The CAM develops Work Packages and may have a Planning Package for the effort following a key management decision milestone that occurs 6 months out. The CAM plans what resources will work on the Work Packages. We may have a full-up labor rate because we don’t need to breakout Overhead and G&A costs. This project could be built down to the resource planning in Deltek Cobra or MPM in an hour. We could manually keep a simple Microsoft Project schedule and Cobra/MPM plan in sync because we are talking about so few activities and Work Packages.
Monthly status would take less than an hour with only a few Work Packages open at any time. Since we probably only have a few charge numbers, you could manually enter actual costs into an Earned Value Management tool in a few minutes. Run a couple of performance reports and any variances could easily be recognized and explained. No formal customer reporting means no time consuming month-end cycles.
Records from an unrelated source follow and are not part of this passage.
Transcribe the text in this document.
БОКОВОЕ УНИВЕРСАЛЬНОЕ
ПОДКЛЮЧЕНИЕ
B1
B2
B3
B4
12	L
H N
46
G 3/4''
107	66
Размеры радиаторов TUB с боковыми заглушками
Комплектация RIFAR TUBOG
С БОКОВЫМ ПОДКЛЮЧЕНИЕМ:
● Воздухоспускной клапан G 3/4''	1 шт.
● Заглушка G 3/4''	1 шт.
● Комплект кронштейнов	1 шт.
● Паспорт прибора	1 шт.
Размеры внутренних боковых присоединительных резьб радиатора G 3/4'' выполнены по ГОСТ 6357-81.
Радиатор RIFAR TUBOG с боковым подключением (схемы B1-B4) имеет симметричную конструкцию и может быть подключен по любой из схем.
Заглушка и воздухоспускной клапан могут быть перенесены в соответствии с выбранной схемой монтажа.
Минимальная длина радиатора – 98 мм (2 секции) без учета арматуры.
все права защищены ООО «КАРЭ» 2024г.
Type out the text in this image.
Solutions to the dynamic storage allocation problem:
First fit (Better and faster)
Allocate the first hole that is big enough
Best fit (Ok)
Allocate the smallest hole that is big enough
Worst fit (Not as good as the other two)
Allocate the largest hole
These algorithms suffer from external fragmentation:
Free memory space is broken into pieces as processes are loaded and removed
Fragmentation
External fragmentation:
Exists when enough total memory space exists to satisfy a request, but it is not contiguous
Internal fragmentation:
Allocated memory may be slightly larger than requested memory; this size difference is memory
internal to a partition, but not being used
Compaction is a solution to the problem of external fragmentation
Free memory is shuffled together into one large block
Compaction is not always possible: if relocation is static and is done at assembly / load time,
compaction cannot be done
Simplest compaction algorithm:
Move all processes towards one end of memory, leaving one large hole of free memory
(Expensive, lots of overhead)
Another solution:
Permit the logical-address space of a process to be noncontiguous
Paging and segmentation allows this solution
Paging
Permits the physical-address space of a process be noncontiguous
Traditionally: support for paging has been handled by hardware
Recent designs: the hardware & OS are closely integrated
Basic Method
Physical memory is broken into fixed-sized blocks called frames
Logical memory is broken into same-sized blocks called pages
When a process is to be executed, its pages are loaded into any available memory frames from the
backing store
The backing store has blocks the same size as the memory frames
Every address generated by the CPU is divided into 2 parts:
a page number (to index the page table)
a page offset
We would maintain an updated Estimate To Complete by entering any updates needed to reflect your forecast of future performance.
Management reporting could consist of one or two charts, showing Schedule Variance (SV), Cost Variance (CV), Variance At Complete (VAC), Cost Performance Index (CPI), Schedule Performance Index (SPI), To Complete Cost Performance Index (TCPI), % complete, and an updated forecast of schedule and cost. All of this comes straight out of the tools.
None of the above ignores any of the principles of the EVM guidelines, but applies them in a flexible, reasonable manner and you still realize the full benefits of an EVM project management system.
Summary
If you look at the 32 guidelines, there isn’t a single one that shouldn’t be an integral part of any good management practice. There’s much more that could be discussed here, but the point is to attempt to define “Earned Value Management Lite” beyond the marketing hype.
Interesting Background Note
The EIA 748’s 32 criteria fell out of an effort in the 1990’s to take the C\SCSC’s 35 criteria and trim it down to make EVM more palatable as a ‘best practice’ process for private industry. The thought leaders worked on this for two years and managed to reduce it by only three criteria.